Former S-R outdoors editor Rich Landers reflects on hiring Ammi Midstokke as her book debuts
Ammi Midstokke has a flourishing love-hate relationship with misery. She opens doors to it; embraces, loathes and embellishes it; makes fun of it, and learns a thing or two through each grin and grimace. This is what intrigued me about her and her writing.
“There is a little tiny sliver of fate somewhere between catastrophic life-ending events and nothing happening at all,” she suggests. While pouring through these pages, you’ll realize that she leans largely on one side of that equation.
In September 2014, as the Outdoors editor for The Spokesman-Review, I reported on a freak mountaineering accident high in Idaho’s Selkirk Mountains. Ultimately, a gritty 36-year-old woman was saved by the heroic efforts of her rock climbing partner, a Priest Lake search and rescue team and an Air Force helicopter crew.
That might have been the end of the story if my interest hadn’t been snagged by the victim’s type-A personality.
This gal had a unique perspective on just about everything, plus a gift for storytelling and a sense of humor that couldn’t be squashed by a 1.5 ton granite boulder. I asked her (admittedly, I was prepared to beg) to grace my newspaper’s Outdoors section with a column. She jumped aboard and quickly developed an audience eager to read the next installment of her adventures with life, the wilds and living off grid.

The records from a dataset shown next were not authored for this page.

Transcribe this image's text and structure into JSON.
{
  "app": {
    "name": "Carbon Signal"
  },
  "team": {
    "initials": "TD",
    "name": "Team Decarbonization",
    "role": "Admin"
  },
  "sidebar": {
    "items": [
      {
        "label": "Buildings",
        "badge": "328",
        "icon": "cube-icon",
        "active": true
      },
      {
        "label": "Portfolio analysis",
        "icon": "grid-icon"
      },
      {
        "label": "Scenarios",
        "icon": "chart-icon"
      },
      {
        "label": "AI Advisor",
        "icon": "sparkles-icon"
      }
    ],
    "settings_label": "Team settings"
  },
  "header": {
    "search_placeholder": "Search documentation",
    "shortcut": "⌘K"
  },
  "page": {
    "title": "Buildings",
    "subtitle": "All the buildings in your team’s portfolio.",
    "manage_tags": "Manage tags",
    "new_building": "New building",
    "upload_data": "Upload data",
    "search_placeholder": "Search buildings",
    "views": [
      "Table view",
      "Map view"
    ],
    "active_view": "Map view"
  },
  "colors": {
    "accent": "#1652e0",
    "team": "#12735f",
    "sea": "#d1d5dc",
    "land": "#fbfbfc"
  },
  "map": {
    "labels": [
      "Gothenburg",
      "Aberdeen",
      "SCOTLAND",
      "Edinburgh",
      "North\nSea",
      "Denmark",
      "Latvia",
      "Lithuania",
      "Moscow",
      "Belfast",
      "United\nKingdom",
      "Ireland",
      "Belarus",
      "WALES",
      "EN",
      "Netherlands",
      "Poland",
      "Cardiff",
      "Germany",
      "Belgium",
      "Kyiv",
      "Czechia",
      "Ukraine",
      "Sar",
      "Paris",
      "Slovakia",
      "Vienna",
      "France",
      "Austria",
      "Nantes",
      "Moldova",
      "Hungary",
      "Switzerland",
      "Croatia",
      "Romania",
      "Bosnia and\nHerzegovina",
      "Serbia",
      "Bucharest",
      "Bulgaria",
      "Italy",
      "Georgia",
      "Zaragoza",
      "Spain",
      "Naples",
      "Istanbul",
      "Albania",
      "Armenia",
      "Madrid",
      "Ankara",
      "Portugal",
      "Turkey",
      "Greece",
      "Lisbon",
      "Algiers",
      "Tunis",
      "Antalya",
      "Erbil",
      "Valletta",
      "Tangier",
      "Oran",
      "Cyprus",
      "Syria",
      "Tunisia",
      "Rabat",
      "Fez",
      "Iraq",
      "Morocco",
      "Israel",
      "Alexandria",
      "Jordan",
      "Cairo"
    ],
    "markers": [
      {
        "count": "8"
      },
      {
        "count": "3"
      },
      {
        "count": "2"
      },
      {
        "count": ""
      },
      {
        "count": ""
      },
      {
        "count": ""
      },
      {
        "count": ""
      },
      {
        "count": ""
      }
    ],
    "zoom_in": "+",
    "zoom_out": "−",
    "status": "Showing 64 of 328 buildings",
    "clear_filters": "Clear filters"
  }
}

Spokane writer Darin Z. Krogh summed up her allure with this letter to the editor published in August 2017: “I do not often read the Outdoors section of The Spokesman, because I am not an outdoorsy guy. I am even nervous in city parks. But recently, I happened to read Ammi Midstokke’s column. She seems to be a varied and strange person in a good way. She shoots gophers with a .22, climbs Chimney Rock, rides a bike with a 50 pound load and sprinkles her writing with a you-can-do-it philosophy, tempered by real life dissolutions and failures. What a strange person she seems to be. I will now regularly read the Outdoors section … in order to appreciate (her) curious outlook.”
Even if most of her readers weren’t aware that Ammi is pronounced with a long a, and Midstokke has a short o, her words resonated intimately in stories that examine the human condition while tickling funny bones and tugging heart strings.

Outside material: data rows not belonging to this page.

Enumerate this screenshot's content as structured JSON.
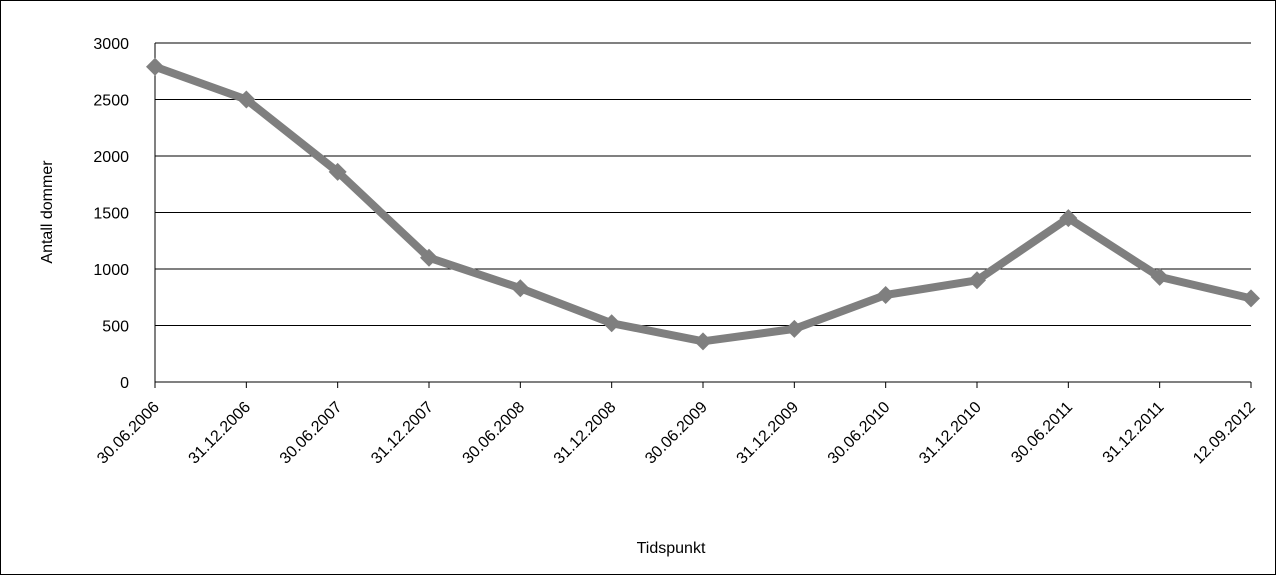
{
  "chart_data": {
    "type": "line",
    "title": "",
    "xlabel": "Tidspunkt",
    "ylabel": "Antall dommer",
    "ylim": [
      0,
      3000
    ],
    "yticks": [
      "0",
      "500",
      "1000",
      "1500",
      "2000",
      "2500",
      "3000"
    ],
    "grid": true,
    "categories": [
      "30.06.2006",
      "31.12.2006",
      "30.06.2007",
      "31.12.2007",
      "30.06.2008",
      "31.12.2008",
      "30.06.2009",
      "31.12.2009",
      "30.06.2010",
      "31.12.2010",
      "30.06.2011",
      "31.12.2011",
      "12.09.2012"
    ],
    "series": [
      {
        "values": [
          2790,
          2500,
          1860,
          1100,
          830,
          520,
          360,
          470,
          770,
          900,
          1450,
          930,
          740
        ]
      }
    ],
    "colors": {
      "line": "#7f7f7f",
      "grid": "#000000"
    }
  }
}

Her hippie parents and their nonconventional lifestyle get at least partial credit for her instinct to adopt really bad ideas. Why shouldn’t a single mom raise a pre-teen daughter in a straw-bale, wood-heated, solar-powered cabin perched on a granite peak with a driveway that passes through heaven or hell, depending on snow conditions and whether the vehicle has enough clearance and a winch?

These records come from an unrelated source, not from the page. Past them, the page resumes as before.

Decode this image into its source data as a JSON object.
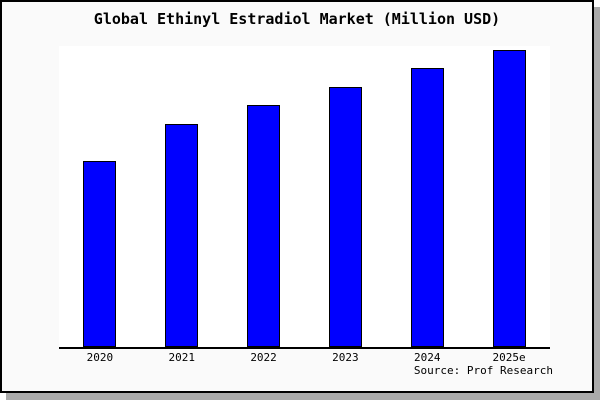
{
  "page": {
    "background": "#ffffff",
    "card_background": "#fafafa",
    "card_border_color": "#000000",
    "card_shadow_color": "#aaaaaa"
  },
  "chart_data": {
    "type": "bar",
    "title": "Global Ethinyl Estradiol Market (Million USD)",
    "categories": [
      "2020",
      "2021",
      "2022",
      "2023",
      "2024",
      "2025e"
    ],
    "values": [
      100,
      120,
      130,
      140,
      150,
      160
    ],
    "values_note": "No y-axis tick labels are shown in the image; values are relative estimates from bar heights with 2020 indexed to 100",
    "ylim": [
      0,
      162
    ],
    "xlabel": "",
    "ylabel": "",
    "grid": false,
    "legend": false,
    "bar_color": "#0000ff",
    "bar_border_color": "#000000",
    "axis_line_color": "#000000",
    "source": "Source: Prof Research"
  }
}
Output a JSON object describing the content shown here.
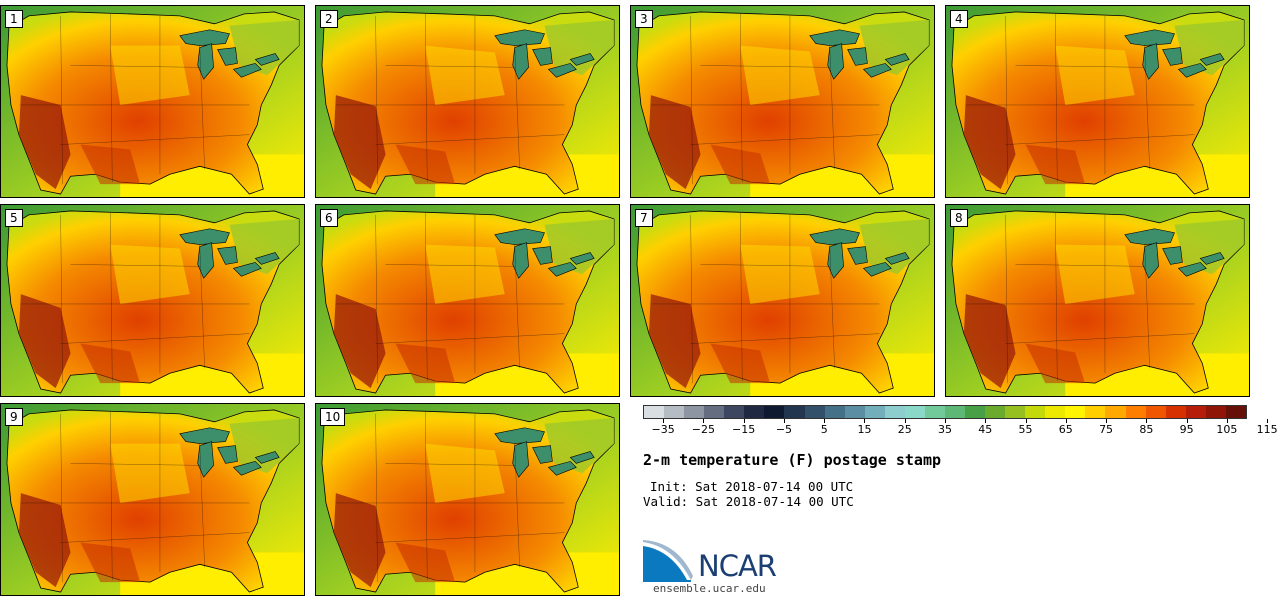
{
  "members": [
    "1",
    "2",
    "3",
    "4",
    "5",
    "6",
    "7",
    "8",
    "9",
    "10"
  ],
  "colorbar": {
    "colors": [
      "#d9dee3",
      "#b6bcc4",
      "#8d95a3",
      "#656e80",
      "#3d4760",
      "#1f2a42",
      "#0e1a30",
      "#22364f",
      "#33506b",
      "#447088",
      "#5b8ea3",
      "#73aebb",
      "#8ecdcd",
      "#89d8c8",
      "#72c99a",
      "#5db875",
      "#47a045",
      "#6aaa2c",
      "#95c020",
      "#c4d90a",
      "#ede800",
      "#fff500",
      "#ffcf00",
      "#ffa800",
      "#ff7e00",
      "#f05500",
      "#d63100",
      "#b51d0a",
      "#8f1507",
      "#661008"
    ],
    "ticks": [
      "−35",
      "−25",
      "−15",
      "−5",
      "5",
      "15",
      "25",
      "35",
      "45",
      "55",
      "65",
      "75",
      "85",
      "95",
      "105",
      "115"
    ]
  },
  "title": "2-m temperature (F) postage stamp",
  "init": "Init: Sat 2018-07-14 00 UTC",
  "valid": "Valid: Sat 2018-07-14 00 UTC",
  "logo_text": "NCAR",
  "site": "ensemble.ucar.edu",
  "colors": {
    "ocean_warm": "#ffee00",
    "ocean_cool": "#3c9a35",
    "lakes": "#3c8f6a",
    "hot": "#e04000",
    "very_hot": "#9a1c0a"
  }
}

Why not avoid Disneyland and take that daughter on a summer break trip to Burning Man?
“That’s exactly why we need to try it,” she explains to her daughter after a sketchy call in yet another outdoor adventure, “to find out how much of a good/bad idea it is.”
Ammi is open to just about anything, with a few notable exceptions. For example: “Drinking tea is like sipping on a dead flower that lost its soul. Or supping from a puddle of grass clippings … I realize an entire population of tea drinkers may be appalled by this statement and I commend their Buddhistic ability to be so pleased with so little.”
But given the mandatory stiff jolt of strong coffee to wake the Viking blood streaming through her veins, she’s game for learning new things every day, and she’s willing to take us along for the ride.
Ammi evolves through the years as she chronicles her devotion to living life to the fullest. Initially she seems obsessed with pursuits that often result in third-degree chaffing, or ER visits. “It’s never a good sign,” she says, “when the radiology staff is on a first name basis with you and asks how the kids are.”
But soon we realize we’re tracking her many steps to finding truth and other deep matters, such as love beyond infatuation with a man’s mastery of power tools.
She offers thoughtful perspectives on being a mother, wife, sister and daughter, as well as on overachieving, aging and mortality. We learn about heartbreak and the healing quality of a dog. She touches on the sobering realities of death, suicide and even extinction. All of this gets sorted out amid her karmic magnetism for chaos.
Learning to coexist with nature outside – and inside – the cabin is a struggle if not a hoot. We get to eavesdrop on her relationships with mice, stink bugs and wasps, as well as the gophers that routinely render her garden to rubble. She tearfully calls planting seeds an exercise in “misplaced hope.” But this is only one of many reasons she endorses waterproof mascara.
Ammi demonstrates that emotional growth in finding home, meaning, satisfaction and contentment is possible without losing her bold undertones. In a crisis, she says, balance and fulfillment can always be found in chopping wood.
Although she has lived off grid, she has keen insight to what connects us all. Don’t be surprised if you laugh and cry as she navigates her way to life changing epiphanies. In one of my favorite chapters, she details how she is falling in love with her growing child all over again for different reasons than her status as a mother. Bingo.
Readers of this book gain great insight into Ammi and life in general. Only her therapist knows more.